Sarebbe riduttivo parlare di un semplice incontro, come quello di ieri al PAN di Napoli, di presentazione di un disco ma, piuttosto, come quella di una pubblica celebrazione per un artista immenso come James Senese.

Il bluesman e jazzista napoletano, partendo dal dialetto e dagli esordi con gli Showmen, ha segnato non solo la storia di genere italiano degli ultimi cinquant’anni, ma anche l’immaginario collettivo popolare con quell’area black che ha saputo raccontare anche nella sua musica in una commistione di radici.

Presenti al palazzo delle arti di Napoli oltre ai membri, alcuni, del suo storico collettivo Napoli Centrale, riconosciamo infatti Gigi De Rienzo ed Ernesto Vitolo, anche il giornalista e critico musicale Federico Vacalepre che fa da moderatore, e un paio di ospiti a sorpresa, amici e collaboratori fidati, Enzo Avitabile e Enzo Gragnaniello.

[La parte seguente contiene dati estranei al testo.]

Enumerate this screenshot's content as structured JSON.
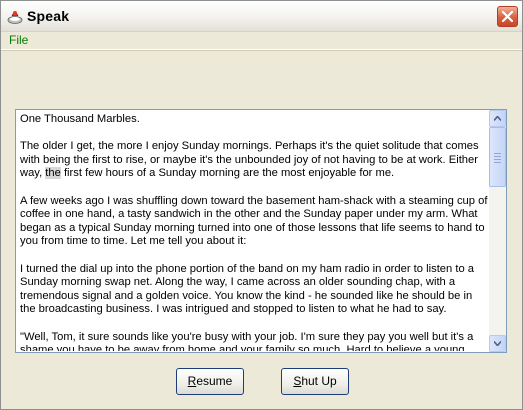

Un vero surplus di musica, Neapolitan Power e non solo, che ha segnato la scena nostrana degli ultimi decenni per l’uscita di “Aspettanno ‘o tiempo” doppio cd live registrato dal vivo durante le tappe dello scorso inverno che segue, a due anni di distanza, “O sanghe”, vincitore della Targa Tenco nella sezione album in dialetto.

La nuova raccolta prevede, oltre ad alcuni dei grandi successi che hanno segnato un repertorio vastissimo e sconfinato, scelte tra le altre “’Ngazzate nire”, “Campagna”, “Simme jute e simme venute” ma anche due inediti-lo strumentale “Ruote 66” e “Ll’america” scritta per lui da Eduardo Bennato e una rilettura di “Manha de Carneval” di Astrud Gilberto e Herb Otha, qui intitolata “Dint’o’ core”.

Durante l’incontro si evince quel che James chiama “Sentimento”, materia prima di componimento dei brani in quel mare estesissimo del suo lavoro fatto di tantissimi colori e vastità in un concetto di musica trasversale e universale, di melodia napoletana che si fa subito musica mondiale in quel suono di sax riconoscibile in ogni dove.

Tra le tante parole di stima e affetto degli altri musicisti anche una perla in anteprima nel ricordo del compianto amico e “fratello” Pino Daniele. Senese salirà infatti sul palco dello Stadio San Paolo, in occasione del concerto celebrativo “Pino è” il prossimo 7 Giugno per eseguire “Chi tene ‘o mare” proprio con Gragnaniello alla voce oltre alla sua storica band.